Here, the limitation "to change a volume of the generated alert sound" is not interchangeable with, or encompassing of, "to stop the sound." The specification of the '231 patent does not disclose a device with the option of either stopping an alert sound or changing its volume. As the court noted in its November 8, 2012 memorandum opinion, the specification only discusses alternative embodiments that have the functionality of reducing an alert sound's volume or stopping the generation of an alert sound, but not both. (D.I. 461 at 42-43; see '231 patent, col. 4:37-47, 4:66-5:12) Figures 3 and 5 of the written description show schematic diagrams for devices that control an alert sound generator by stopping the alert sound, whereas figure 4 shows a diagram for a device that controls an alert sound generator by changing the volume of the alert sound.[3]

The doctrine of claim differentiation creates a presumption that each claim in a patent has a different scope. "However, that presumption is not a hard and fast rule and will be overcome by a contrary construction dictated by the written description or prosecution history." SeaChange Int'l, Inc. v. C-COR, Inc., 413 F.3d 1361, 1369 (Fed. Cir. 2005). Consistent with the specification, "to change a volume, which appears in the independent claims, is substantially the same as "to reduce the volume"[4] but does not encompass "to stop the volume." The fact that, on reexamination, the patentee did not follow normal drafting protocol to make the new independent claims inclusive of some of the dependent claims - as opposed to those dependent claims being narrower and in alternative form- is not a problem the court can remedy.
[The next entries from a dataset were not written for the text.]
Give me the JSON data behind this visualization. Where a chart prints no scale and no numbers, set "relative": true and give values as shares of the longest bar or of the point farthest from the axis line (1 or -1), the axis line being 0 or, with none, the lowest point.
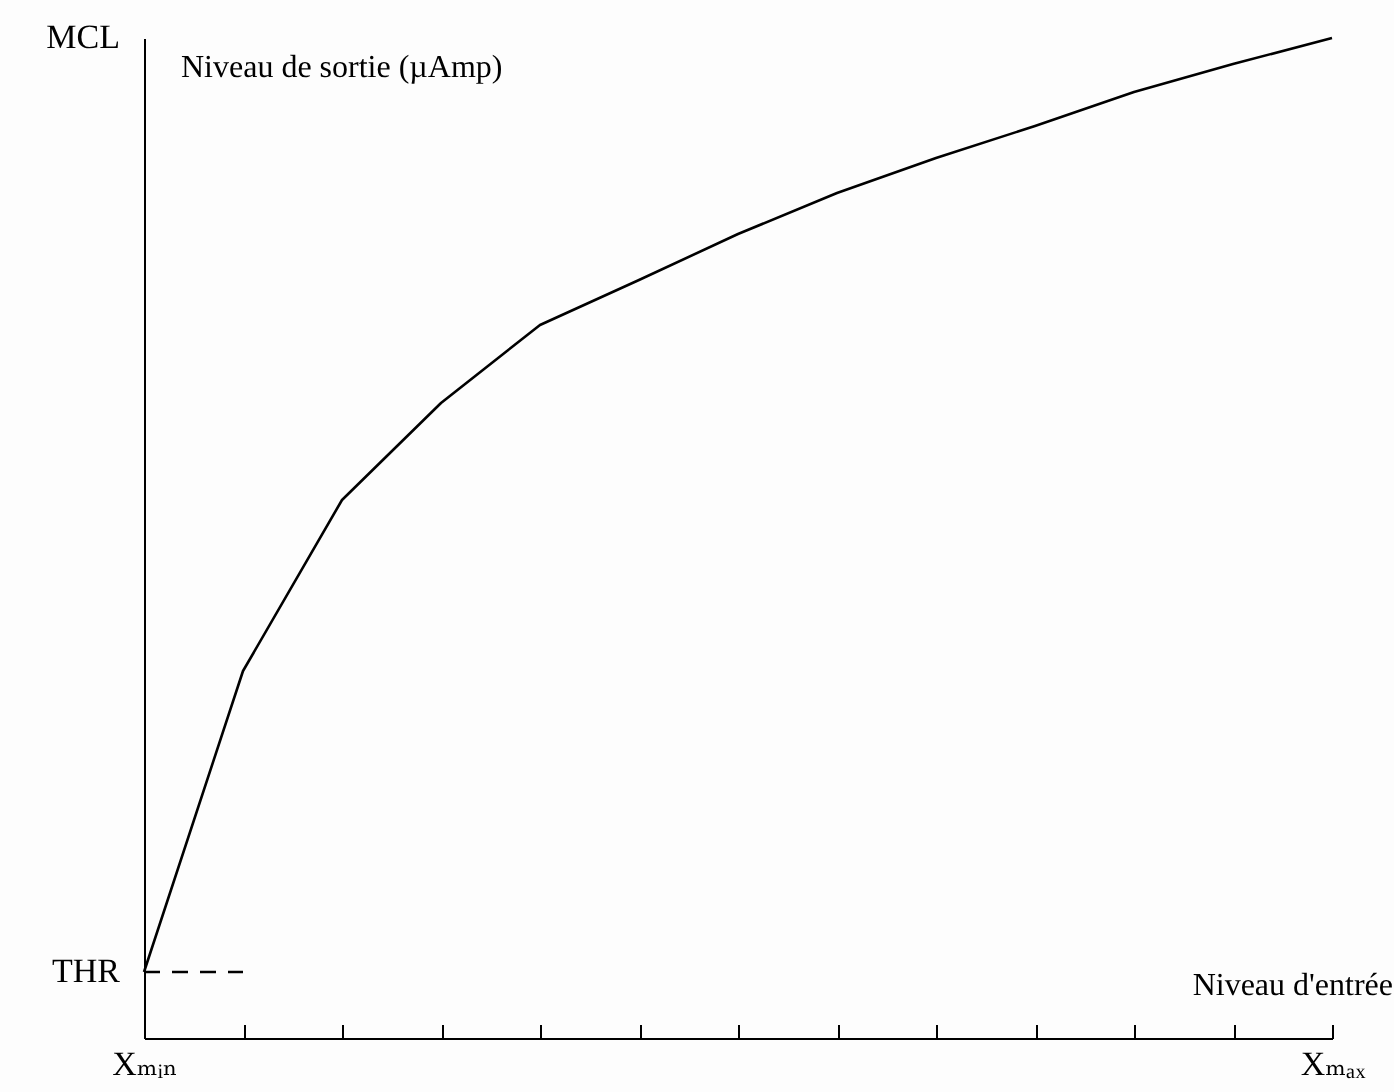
{
  "chart_data": {
    "type": "line",
    "relative": true,
    "xlabel": "Niveau d'entrée",
    "ylabel": "Niveau de sortie (µAmp)",
    "categories": [
      "Xₘᵢₙ",
      null,
      null,
      null,
      null,
      null,
      null,
      null,
      null,
      null,
      null,
      null,
      "Xₘₐₓ"
    ],
    "annotations": [
      "THR",
      "MCL"
    ],
    "series": [
      {
        "color": "#000000",
        "line_style": "solid",
        "values": [
          0.066,
          0.367,
          0.538,
          0.635,
          0.713,
          0.758,
          0.804,
          0.845,
          0.88,
          0.912,
          0.946,
          0.974,
          1
        ]
      },
      {
        "color": "#000000",
        "line_style": "dashed",
        "values": [
          0.066,
          0.066,
          null,
          null,
          null,
          null,
          null,
          null,
          null,
          null,
          null,
          null,
          null
        ]
      }
    ]
  }
}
See Zircon, 452 F.Appx. at 976 ("The fact that the claims do not appear in the patent as, perhaps, they were originally intended is not a problem this court has the authority to remedy."). The court will not essentially redraft the claim language when the patentee had two opportunities to do so. The Federal Circuit has "repeatedly and consistently recognized that courts may not redraft claims, whether to make them operable or to sustain their validity." Chef Am. Inc. v. Lamb-Weston Inc., 358 F.3d 1371, 1374 (Fed. Cir. 2004).

V. CONCLUSION

For the foregoing reasons, the court denies MobileMedia's motion for reargument regarding the '231 patent. An appropriate order shall issue.